開催中には、植民地帝国主義に反対する共産党系新聞 「リュマニテ」や労組、シュールレアリストなどが企画して植民地博に対抗する展覧会が開催され、植民地支配の犯罪、強制労働などの現実を訴えたが、入場者は5000人のみだった。当時の大多数のフランス人は、植民地支配によって繁栄する「偉大なるフランス」を称賛し、現地民を「文明化する」植民地主義の有益性の喧伝を鵜呑みにし、エキゾティシズムに酔ったのだろう。
植民地主義の利点を主張する政治家は今でもいるが、土地の接収、現地人の強制移住・労働、殺害も含む暴力、人種差別が公然と行われていた植民地支配の実態の研究や認識が近年進んでいる。
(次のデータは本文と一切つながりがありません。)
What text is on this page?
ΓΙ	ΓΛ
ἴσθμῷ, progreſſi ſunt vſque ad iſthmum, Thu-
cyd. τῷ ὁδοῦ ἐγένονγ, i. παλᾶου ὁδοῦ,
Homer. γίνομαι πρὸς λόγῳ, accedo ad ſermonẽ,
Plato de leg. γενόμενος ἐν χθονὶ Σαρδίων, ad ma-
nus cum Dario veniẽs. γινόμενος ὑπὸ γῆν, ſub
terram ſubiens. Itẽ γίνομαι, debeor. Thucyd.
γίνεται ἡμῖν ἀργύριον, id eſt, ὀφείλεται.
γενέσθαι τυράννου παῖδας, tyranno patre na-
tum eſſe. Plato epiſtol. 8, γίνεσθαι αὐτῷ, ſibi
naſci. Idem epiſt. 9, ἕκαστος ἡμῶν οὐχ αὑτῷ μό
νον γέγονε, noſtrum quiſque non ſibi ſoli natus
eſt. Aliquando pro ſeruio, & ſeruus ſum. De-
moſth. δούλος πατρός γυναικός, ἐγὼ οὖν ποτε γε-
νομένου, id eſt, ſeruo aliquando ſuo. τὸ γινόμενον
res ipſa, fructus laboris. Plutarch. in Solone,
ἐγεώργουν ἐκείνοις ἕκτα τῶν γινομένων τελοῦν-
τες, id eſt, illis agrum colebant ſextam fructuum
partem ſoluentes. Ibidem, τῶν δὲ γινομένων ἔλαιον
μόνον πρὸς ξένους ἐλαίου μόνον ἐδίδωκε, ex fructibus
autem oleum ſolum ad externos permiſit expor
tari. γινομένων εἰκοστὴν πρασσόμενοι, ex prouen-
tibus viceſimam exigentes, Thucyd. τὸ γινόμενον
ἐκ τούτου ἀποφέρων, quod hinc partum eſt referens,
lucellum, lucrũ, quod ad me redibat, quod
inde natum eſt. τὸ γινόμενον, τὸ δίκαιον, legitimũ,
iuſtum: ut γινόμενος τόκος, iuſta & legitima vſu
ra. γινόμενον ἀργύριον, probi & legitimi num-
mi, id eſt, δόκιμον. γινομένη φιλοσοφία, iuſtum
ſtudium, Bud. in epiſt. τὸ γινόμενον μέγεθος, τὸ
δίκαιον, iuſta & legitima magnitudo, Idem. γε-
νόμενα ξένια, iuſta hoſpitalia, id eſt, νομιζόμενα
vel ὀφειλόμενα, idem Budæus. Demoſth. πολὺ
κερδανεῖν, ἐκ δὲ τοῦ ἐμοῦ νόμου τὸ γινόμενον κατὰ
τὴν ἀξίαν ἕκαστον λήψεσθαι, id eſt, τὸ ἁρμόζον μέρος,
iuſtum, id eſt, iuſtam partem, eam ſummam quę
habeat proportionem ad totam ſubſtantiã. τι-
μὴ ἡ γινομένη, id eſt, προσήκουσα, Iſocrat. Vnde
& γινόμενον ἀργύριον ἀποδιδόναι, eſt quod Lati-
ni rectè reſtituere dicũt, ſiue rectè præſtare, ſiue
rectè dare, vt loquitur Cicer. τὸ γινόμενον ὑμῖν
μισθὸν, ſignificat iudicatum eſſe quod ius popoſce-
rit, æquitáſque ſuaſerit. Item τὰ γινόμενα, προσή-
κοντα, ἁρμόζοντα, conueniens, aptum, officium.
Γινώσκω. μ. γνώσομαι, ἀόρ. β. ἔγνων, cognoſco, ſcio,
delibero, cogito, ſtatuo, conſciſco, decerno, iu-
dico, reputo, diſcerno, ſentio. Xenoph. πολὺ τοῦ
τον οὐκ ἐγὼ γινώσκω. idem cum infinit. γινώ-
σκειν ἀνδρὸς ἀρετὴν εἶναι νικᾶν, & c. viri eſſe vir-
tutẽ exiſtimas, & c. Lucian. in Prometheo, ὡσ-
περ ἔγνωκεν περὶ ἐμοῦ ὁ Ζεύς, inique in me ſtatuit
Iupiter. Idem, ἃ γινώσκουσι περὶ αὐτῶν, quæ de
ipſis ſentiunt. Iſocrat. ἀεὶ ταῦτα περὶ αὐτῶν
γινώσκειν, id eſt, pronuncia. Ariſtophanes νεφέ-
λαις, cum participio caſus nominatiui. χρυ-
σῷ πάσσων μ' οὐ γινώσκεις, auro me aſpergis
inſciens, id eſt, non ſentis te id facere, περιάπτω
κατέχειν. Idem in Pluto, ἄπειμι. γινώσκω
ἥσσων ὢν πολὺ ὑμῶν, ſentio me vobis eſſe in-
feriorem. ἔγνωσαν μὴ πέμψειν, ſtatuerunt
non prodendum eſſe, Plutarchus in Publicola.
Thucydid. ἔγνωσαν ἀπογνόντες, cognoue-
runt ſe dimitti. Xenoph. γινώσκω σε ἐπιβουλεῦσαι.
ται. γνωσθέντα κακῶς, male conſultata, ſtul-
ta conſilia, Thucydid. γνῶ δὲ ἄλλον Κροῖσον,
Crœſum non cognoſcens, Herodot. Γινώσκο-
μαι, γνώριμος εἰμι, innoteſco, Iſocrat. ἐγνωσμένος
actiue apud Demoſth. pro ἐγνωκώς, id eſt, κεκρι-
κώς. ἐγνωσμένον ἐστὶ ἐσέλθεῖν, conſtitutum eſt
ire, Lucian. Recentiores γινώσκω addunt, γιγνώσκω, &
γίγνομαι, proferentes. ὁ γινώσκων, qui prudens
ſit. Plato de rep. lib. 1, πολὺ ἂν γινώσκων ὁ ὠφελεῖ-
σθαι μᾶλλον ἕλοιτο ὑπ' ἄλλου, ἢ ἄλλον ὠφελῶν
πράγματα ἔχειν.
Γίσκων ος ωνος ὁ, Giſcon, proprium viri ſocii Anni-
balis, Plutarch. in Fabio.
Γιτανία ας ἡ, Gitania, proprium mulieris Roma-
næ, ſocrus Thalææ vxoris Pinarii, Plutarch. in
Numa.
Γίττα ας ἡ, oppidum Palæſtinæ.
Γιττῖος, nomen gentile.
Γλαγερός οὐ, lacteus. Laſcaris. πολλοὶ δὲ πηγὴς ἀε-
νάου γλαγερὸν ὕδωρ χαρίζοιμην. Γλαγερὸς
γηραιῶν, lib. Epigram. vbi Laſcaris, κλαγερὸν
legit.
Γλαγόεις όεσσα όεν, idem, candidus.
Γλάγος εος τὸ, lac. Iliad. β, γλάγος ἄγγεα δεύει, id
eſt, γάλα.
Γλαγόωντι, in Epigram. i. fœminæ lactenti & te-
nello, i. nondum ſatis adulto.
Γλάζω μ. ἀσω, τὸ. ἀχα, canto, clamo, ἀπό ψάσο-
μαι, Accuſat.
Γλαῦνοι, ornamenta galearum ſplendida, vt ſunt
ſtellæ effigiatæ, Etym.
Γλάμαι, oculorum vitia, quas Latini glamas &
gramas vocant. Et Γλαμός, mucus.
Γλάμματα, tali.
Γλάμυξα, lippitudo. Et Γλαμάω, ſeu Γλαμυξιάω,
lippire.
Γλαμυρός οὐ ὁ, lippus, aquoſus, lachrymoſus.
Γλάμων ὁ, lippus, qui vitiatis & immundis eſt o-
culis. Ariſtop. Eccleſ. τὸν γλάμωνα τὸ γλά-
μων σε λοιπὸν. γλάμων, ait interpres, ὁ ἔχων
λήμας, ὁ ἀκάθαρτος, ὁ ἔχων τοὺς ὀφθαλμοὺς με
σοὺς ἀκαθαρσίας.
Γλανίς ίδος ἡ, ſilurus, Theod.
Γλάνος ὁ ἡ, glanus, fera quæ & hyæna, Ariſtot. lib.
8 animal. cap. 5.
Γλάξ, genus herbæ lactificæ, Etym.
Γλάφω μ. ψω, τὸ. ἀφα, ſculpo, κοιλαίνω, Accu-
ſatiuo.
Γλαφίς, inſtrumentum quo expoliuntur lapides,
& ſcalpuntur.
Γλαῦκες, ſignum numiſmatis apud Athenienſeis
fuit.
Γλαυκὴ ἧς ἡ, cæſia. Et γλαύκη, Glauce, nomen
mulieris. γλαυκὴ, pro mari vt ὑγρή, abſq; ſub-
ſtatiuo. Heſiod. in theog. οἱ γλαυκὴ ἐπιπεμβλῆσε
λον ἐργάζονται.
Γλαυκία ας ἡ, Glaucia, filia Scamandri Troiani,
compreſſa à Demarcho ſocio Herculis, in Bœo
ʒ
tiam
だが、90年前の植民地博で強調されたような西洋文明を範とする歴史観は根強く残り、南北格差がいまだ縮まらない世界の現実はまだ続いている。(し)
Exposition : sur les traces de l’Exposition coloniale internationale de 1931
▶ Bois de Vincennes : Porte Dorée 12e (9/26迄)
*Porte Doréeからスタートし、ドメニル池の周囲
*2ヵ所のパネルは同じもの。31年植民地博の建物で今でも残っているのは移民史博物館とカメルーン・トーゴ館だった国際仏教学院(チベット寺院)2ヵ所のみ。